En declaraciones a Cinco Días, la directora general de Gestión Urbanística del Ayuntamiento de Madrid, Isabel Pinilla, apuntó que ‘probablemente’ los jardines quedarán adscritos a la concejalía de Medio Ambiente y el palacete a cargo de la dirección general de Patrimonio.

En el pleno municipal de enero de 2014, la concejala de Medio Ambiente, Paz González, anunció que la Universidad de Navarra, una institución educativa vinculada al Opus die ha solicitado al Ayuntamiento la cesión de parte de las instalaciones de la finca para ubicar una sede donde impartir posgrados a cambio de hacerse cargo de la rehabilitación de los edificios.

La noticia hizo saltar todas las alarmas.
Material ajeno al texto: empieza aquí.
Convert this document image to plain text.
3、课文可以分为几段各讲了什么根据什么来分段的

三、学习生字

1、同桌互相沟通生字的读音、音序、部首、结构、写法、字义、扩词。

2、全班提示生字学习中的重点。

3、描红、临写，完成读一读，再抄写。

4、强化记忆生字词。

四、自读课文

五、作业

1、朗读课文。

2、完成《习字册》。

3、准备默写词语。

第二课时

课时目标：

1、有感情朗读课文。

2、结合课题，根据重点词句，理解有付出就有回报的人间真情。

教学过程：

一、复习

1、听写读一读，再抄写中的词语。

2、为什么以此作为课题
Las asociaciones vecinales del distrito de San Blas-Canillejas convocaron inmediatamente una asamblea a la que acudieron otras entidades ciudadanas y vocales de IU y del PSOE del distrito.

Todos ellos constituyeron la plataforma ciudadana La finca de Torre Arias es de y para todas y todos para defender el uso público de la quinta y garantizar la apertura de este privilegiado espacio de 184.486 metros cuadrados, calificados como zona verde singular, y de sus instalaciones a la ciudadanía.

Las asociaciones vecinales se oponen a que la finca ‘donada al Ayuntamiento para uso y disfrute de toda la ciudadanía’ sea cedida a una Universidad privada para que ‘imparta elitistas masters y postgraduados’ toda vez que contraviene los términos del acuerdo suscrito y exigen que sea puesta a disposición de las vecinas de un distrito que ‘tiene tantos déficit sociales’.